Cet exemple illustre le principe de base de l’événement: lorsque les interventions reconnaissent les communautés comme des entités complexes avec de multiples identités et expériences qui se chevauchent – et non pas seulement définies par le statut économique, le genre, ou toute autre caractéristique unique – elles obtiennent de meilleurs résultats. Mbuh explique: « Lorsqu’une personne appartient à plusieurs groupes, ses problèmes ne s’additionnent pas, ils se multiplient et créent des défis uniques. »
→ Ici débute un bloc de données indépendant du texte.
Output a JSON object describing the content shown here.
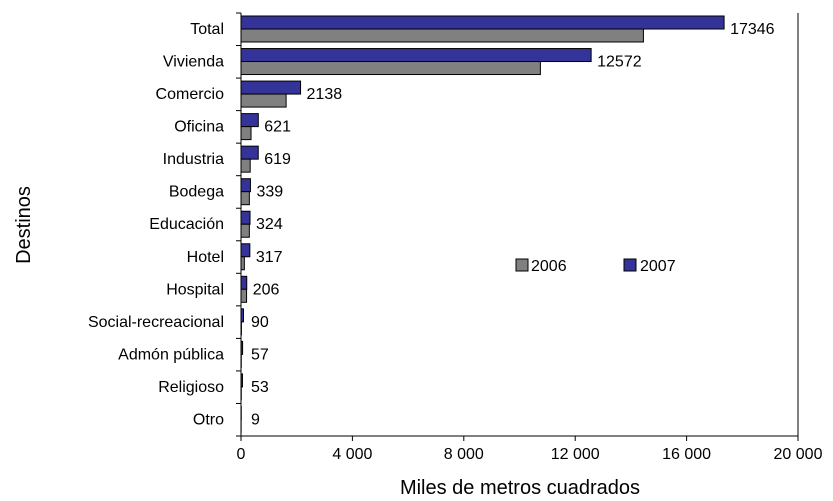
{
  "chart_data": {
    "type": "bar",
    "orientation": "horizontal",
    "title": "",
    "xlabel": "Miles de metros cuadrados",
    "ylabel": "Destinos",
    "xlim": [
      0,
      20000
    ],
    "xticks": [
      0,
      4000,
      8000,
      12000,
      16000,
      20000
    ],
    "xtick_labels": [
      "0",
      "4 000",
      "8 000",
      "12 000",
      "16 000",
      "20 000"
    ],
    "grid": false,
    "legend_position": "center-right",
    "categories": [
      "Total",
      "Vivienda",
      "Comercio",
      "Oficina",
      "Industria",
      "Bodega",
      "Educación",
      "Hotel",
      "Hospital",
      "Social-recreacional",
      "Admón pública",
      "Religioso",
      "Otro"
    ],
    "series": [
      {
        "name": "2006",
        "color": "#808080",
        "values": [
          14450,
          10750,
          1620,
          360,
          330,
          300,
          300,
          120,
          200,
          15,
          10,
          10,
          5
        ]
      },
      {
        "name": "2007",
        "color": "#333399",
        "values": [
          17346,
          12572,
          2138,
          621,
          619,
          339,
          324,
          317,
          206,
          90,
          57,
          53,
          9
        ]
      }
    ],
    "data_labels": [
      "17346",
      "12572",
      "2138",
      "621",
      "619",
      "339",
      "324",
      "317",
      "206",
      "90",
      "57",
      "53",
      "9"
    ],
    "legend": [
      "2006",
      "2007"
    ]
  }
}
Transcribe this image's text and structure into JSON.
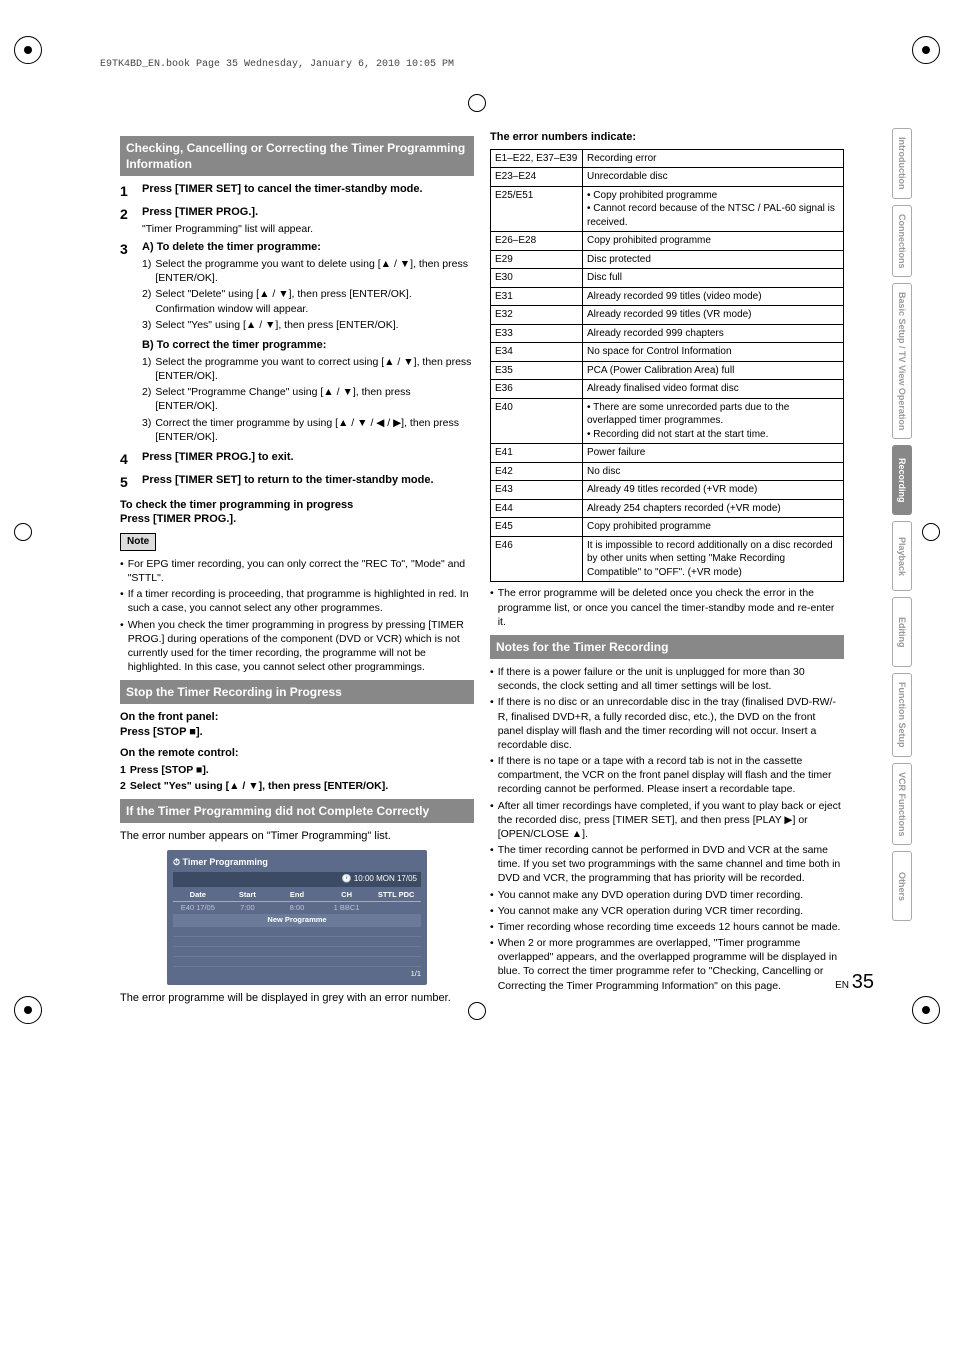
{
  "book_header": "E9TK4BD_EN.book  Page 35  Wednesday, January 6, 2010  10:05 PM",
  "left": {
    "sec1_title": "Checking, Cancelling or Correcting the Timer Programming Information",
    "s1": "Press [TIMER SET] to cancel the timer-standby mode.",
    "s2": "Press [TIMER PROG.].",
    "s2_sub": "\"Timer Programming\" list will appear.",
    "s3a_title": "A) To delete the timer programme:",
    "s3a_1": "Select the programme you want to delete using [▲ / ▼], then press [ENTER/OK].",
    "s3a_2": "Select \"Delete\" using [▲ / ▼], then press [ENTER/OK].",
    "s3a_2b": "Confirmation window will appear.",
    "s3a_3": "Select \"Yes\" using [▲ / ▼], then press [ENTER/OK].",
    "s3b_title": "B) To correct the timer programme:",
    "s3b_1": "Select the programme you want to correct using [▲ / ▼], then press [ENTER/OK].",
    "s3b_2": "Select \"Programme Change\" using [▲ / ▼], then press [ENTER/OK].",
    "s3b_3": "Correct the timer programme by using [▲ / ▼ / ◀ / ▶], then press [ENTER/OK].",
    "s4": "Press [TIMER PROG.] to exit.",
    "s5": "Press [TIMER SET] to return to the timer-standby mode.",
    "check_title": "To check the timer programming in progress",
    "check_body": "Press [TIMER PROG.].",
    "note_label": "Note",
    "notes": [
      "For EPG timer recording, you can only correct the \"REC To\", \"Mode\" and \"STTL\".",
      "If a timer recording is proceeding, that programme is highlighted in red. In such a case, you cannot select any other programmes.",
      "When you check the timer programming in progress by pressing [TIMER PROG.] during operations of the component (DVD or VCR) which is not currently used for the timer recording, the programme will not be highlighted. In this case, you cannot select other programmings."
    ],
    "sec2_title": "Stop the Timer Recording in Progress",
    "front_panel": "On the front panel:",
    "front_panel_b": "Press [STOP ■].",
    "remote": "On the remote control:",
    "remote_1": "Press [STOP ■].",
    "remote_2": "Select \"Yes\" using [▲ / ▼], then press [ENTER/OK].",
    "sec3_title": "If the Timer Programming did not Complete Correctly",
    "sec3_body": "The error number appears on \"Timer Programming\" list.",
    "sec3_foot": "The error programme will be displayed in grey with an error number.",
    "tp": {
      "title": "Timer Programming",
      "time": "10:00 MON 17/05",
      "cols": [
        "Date",
        "Start",
        "End",
        "CH",
        "STTL PDC"
      ],
      "row": [
        "E40  17/05",
        "7:00",
        "8:00",
        "1 BBC1",
        ""
      ],
      "newprog": "New Programme",
      "foot": "1/1"
    }
  },
  "right": {
    "err_intro": "The error numbers indicate:",
    "errors": [
      [
        "E1–E22, E37–E39",
        "Recording error"
      ],
      [
        "E23–E24",
        "Unrecordable disc"
      ],
      [
        "E25/E51",
        "• Copy prohibited programme\n• Cannot record because of the NTSC / PAL-60 signal is received."
      ],
      [
        "E26–E28",
        "Copy prohibited programme"
      ],
      [
        "E29",
        "Disc protected"
      ],
      [
        "E30",
        "Disc full"
      ],
      [
        "E31",
        "Already recorded 99 titles (video mode)"
      ],
      [
        "E32",
        "Already recorded 99 titles (VR mode)"
      ],
      [
        "E33",
        "Already recorded 999 chapters"
      ],
      [
        "E34",
        "No space for Control Information"
      ],
      [
        "E35",
        "PCA (Power Calibration Area) full"
      ],
      [
        "E36",
        "Already finalised video format disc"
      ],
      [
        "E40",
        "• There are some unrecorded parts due to the overlapped timer programmes.\n• Recording did not start at the start time."
      ],
      [
        "E41",
        "Power failure"
      ],
      [
        "E42",
        "No disc"
      ],
      [
        "E43",
        "Already 49 titles recorded (+VR mode)"
      ],
      [
        "E44",
        "Already 254 chapters recorded (+VR mode)"
      ],
      [
        "E45",
        "Copy prohibited programme"
      ],
      [
        "E46",
        "It is impossible to record additionally on a disc recorded by other units when setting \"Make Recording Compatible\" to \"OFF\". (+VR mode)"
      ]
    ],
    "err_foot": "The error programme will be deleted once you check the error in the programme list, or once you cancel the timer-standby mode and re-enter it.",
    "sec_title": "Notes for the Timer Recording",
    "notes": [
      "If there is a power failure or the unit is unplugged for more than 30 seconds, the clock setting and all timer settings will be lost.",
      "If there is no disc or an unrecordable disc in the tray (finalised DVD-RW/-R, finalised DVD+R, a fully recorded disc, etc.), the DVD on the front panel display will flash and the timer recording will not occur. Insert a recordable disc.",
      "If there is no tape or a tape with a record tab is not in the cassette compartment, the VCR on the front panel display will flash and the timer recording cannot be performed. Please insert a recordable tape.",
      "After all timer recordings have completed, if you want to play back or eject the recorded disc, press [TIMER SET], and then press [PLAY ▶] or [OPEN/CLOSE ▲].",
      "The timer recording cannot be performed in DVD and VCR at the same time. If you set two programmings with the same channel and time both in DVD and VCR, the programming that has priority will be recorded.",
      "You cannot make any DVD operation during DVD timer recording.",
      "You cannot make any VCR operation during VCR timer recording.",
      "Timer recording whose recording time exceeds 12 hours cannot be made.",
      "When 2 or more programmes are overlapped, \"Timer programme overlapped\" appears, and the overlapped programme will be displayed in blue. To correct the timer programme refer to \"Checking, Cancelling or Correcting the Timer Programming Information\" on this page."
    ]
  },
  "tabs": [
    "Introduction",
    "Connections",
    "Basic Setup / TV View Operation",
    "Recording",
    "Playback",
    "Editing",
    "Function Setup",
    "VCR Functions",
    "Others"
  ],
  "active_tab_index": 3,
  "page": {
    "en": "EN",
    "num": "35"
  }
}
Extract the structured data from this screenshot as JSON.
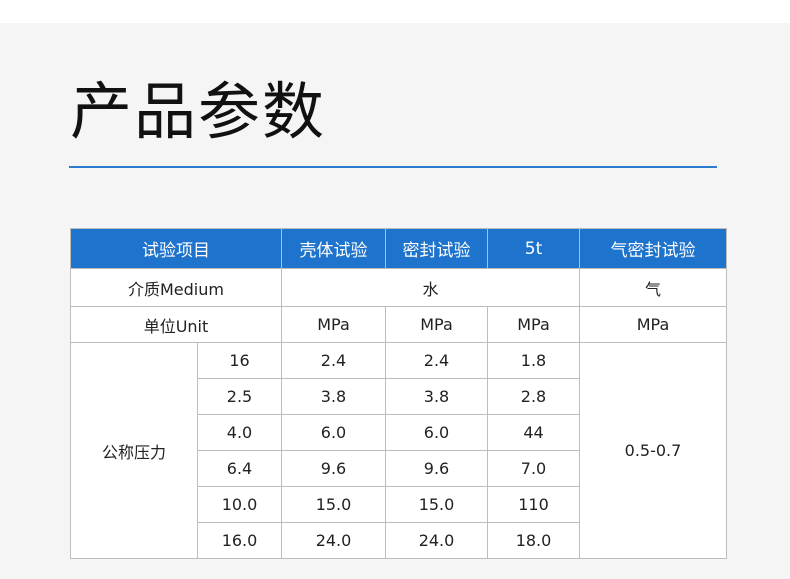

Les personnes intéressées par ce grand événement peuvent s’inscrire sur le site Internet de la Fondation Apprendre Genève à l’adresse suivante https://www.learning.foundation/bias-fr
Les participants recevront le cadre complet de BIAS FREE et obtiendront un certificat basé sur leurs contributions au processus d’apprentissage par les pairs. L’événement vise à établir des liens qui permettent de passer de l’identification des problèmes à l’élaboration de solutions qui fonctionnent dans des environnements aux ressources limitées.
La Fondation Apprendre Genève est une organisation suisse qui met en relation des praticiens de première ligne avec des chercheurs et des décideurs politiques par le biais d’approches d’apprentissage innovantes. Ce grand événement s’inscrit dans le cadre d’un effort continu visant à créer des passerelles systématiques entre les principes et la pratique dans le domaine de l’équité en santé globale.